The short-selling rule and unintended consequences
When you start monkeying around with markets, strange things happen. This is what the SEC is about to learn as market makers from the seven options exchanges are preparing to ask for exemptions from the new anti-free market SEC short-selling rules. See the article below (emphasis in article).
Tennille Tracy of Dow Jones Newswires reports:
The seven U.S. options exchanges are preparing to ask for an exemption from a new Securities and Exchange Commission rule aimed at slowing short-selling of stock in financial companies, people familiar with the effort said Wednesday.
By putting the kibosh on so-called naked short-selling in companies like Fannie Mae, Freddie Mac and Lehman Brothers, the SEC has complicated life for the market-makers in the options market.
Options market-makers routinely engage in short-selling to hedge positions they take with clients. The SEC’s July 15 decision disrupts that commonly used trading strategy and makes it more expensive to conduct business as usual.
“My book makes a market in nearly every name on [the SEC] list,” said Andy Schwarz, founder of AGS Specialist Partners. “This affects our book in a big way.”

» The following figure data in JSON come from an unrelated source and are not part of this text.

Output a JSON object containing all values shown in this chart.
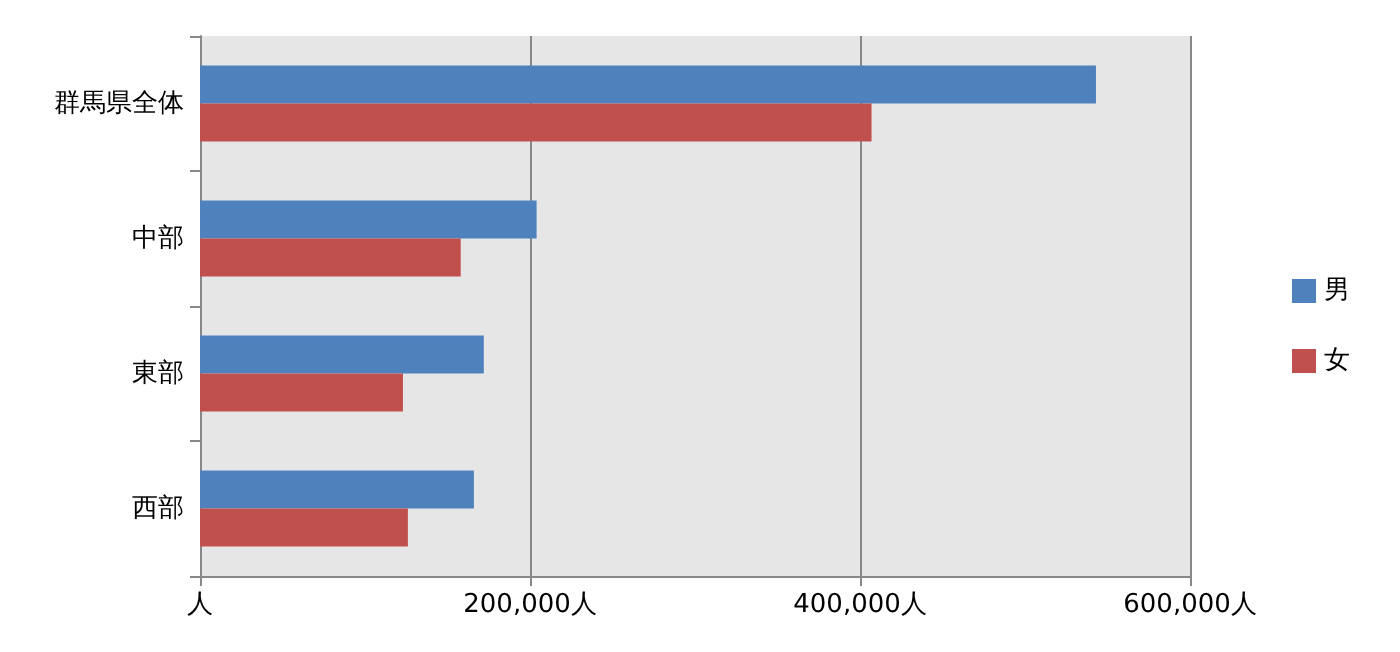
{
  "chart_data": {
    "type": "bar",
    "orientation": "horizontal",
    "categories": [
      "群馬県全体",
      "中部",
      "東部",
      "西部"
    ],
    "series": [
      {
        "name": "男",
        "color": "#4f81bd",
        "values": [
          543000,
          204000,
          172000,
          166000
        ]
      },
      {
        "name": "女",
        "color": "#c0504d",
        "values": [
          407000,
          158000,
          123000,
          126000
        ]
      }
    ],
    "xlim": [
      0,
      600000
    ],
    "xticks": [
      {
        "value": 0,
        "label": "人"
      },
      {
        "value": 200000,
        "label": "200,000人"
      },
      {
        "value": 400000,
        "label": "400,000人"
      },
      {
        "value": 600000,
        "label": "600,000人"
      }
    ],
    "grid": "x",
    "legend": "right"
  }
}
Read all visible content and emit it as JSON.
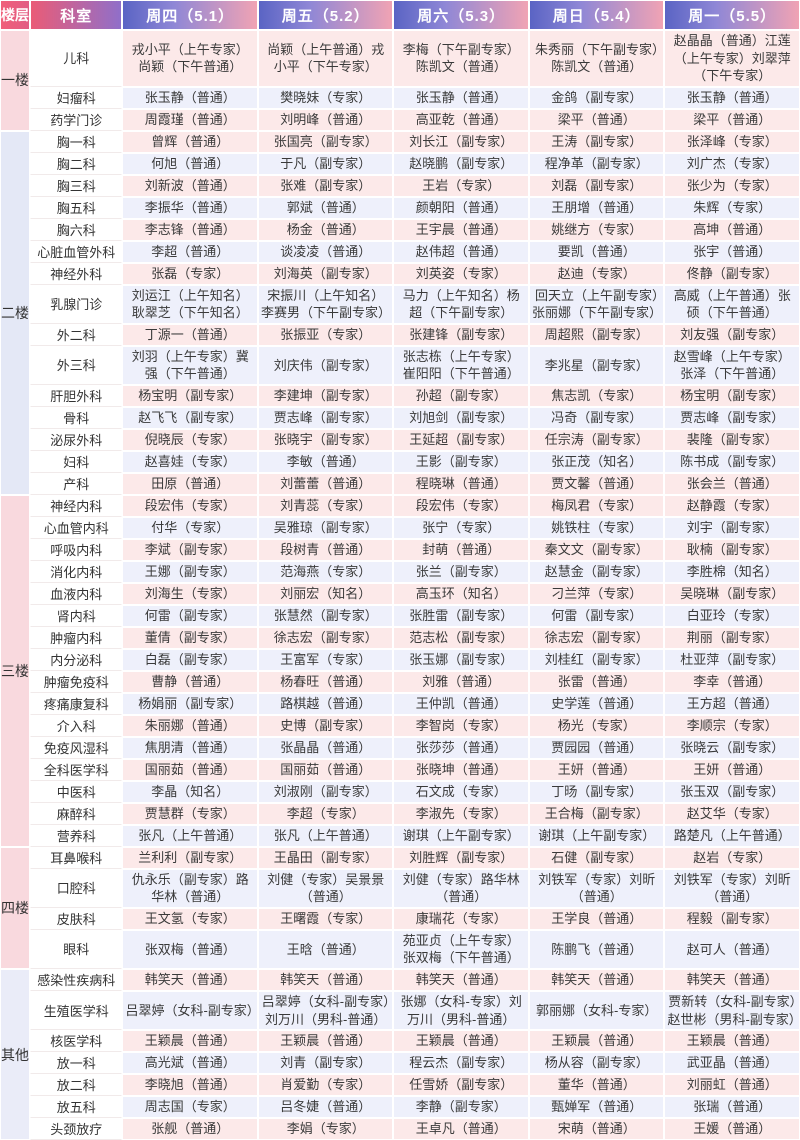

Short sellers are betting that the price of a stock will fall. They do so by selling borrowed stock and then repaying the stock later, hopefully at a lower price. Some investors making such bets hoping to profit when a stock gets cheaper. Others, like options market makers, may merely be trying to offset the risk they take on when selling customers options that rise in value when stock prices fall.
The short-selling rule smacks of obvious panic. It is a regulatory anti-free market solution slapped on in a hurry. Obviously, the Feds want to prop up Fannie, Freddie and other weak financial institutions by any means necessary.
This rule will almost certainly stop naked short-selling. But, it’s the unintended and unforeseen consequences about which one has to worry.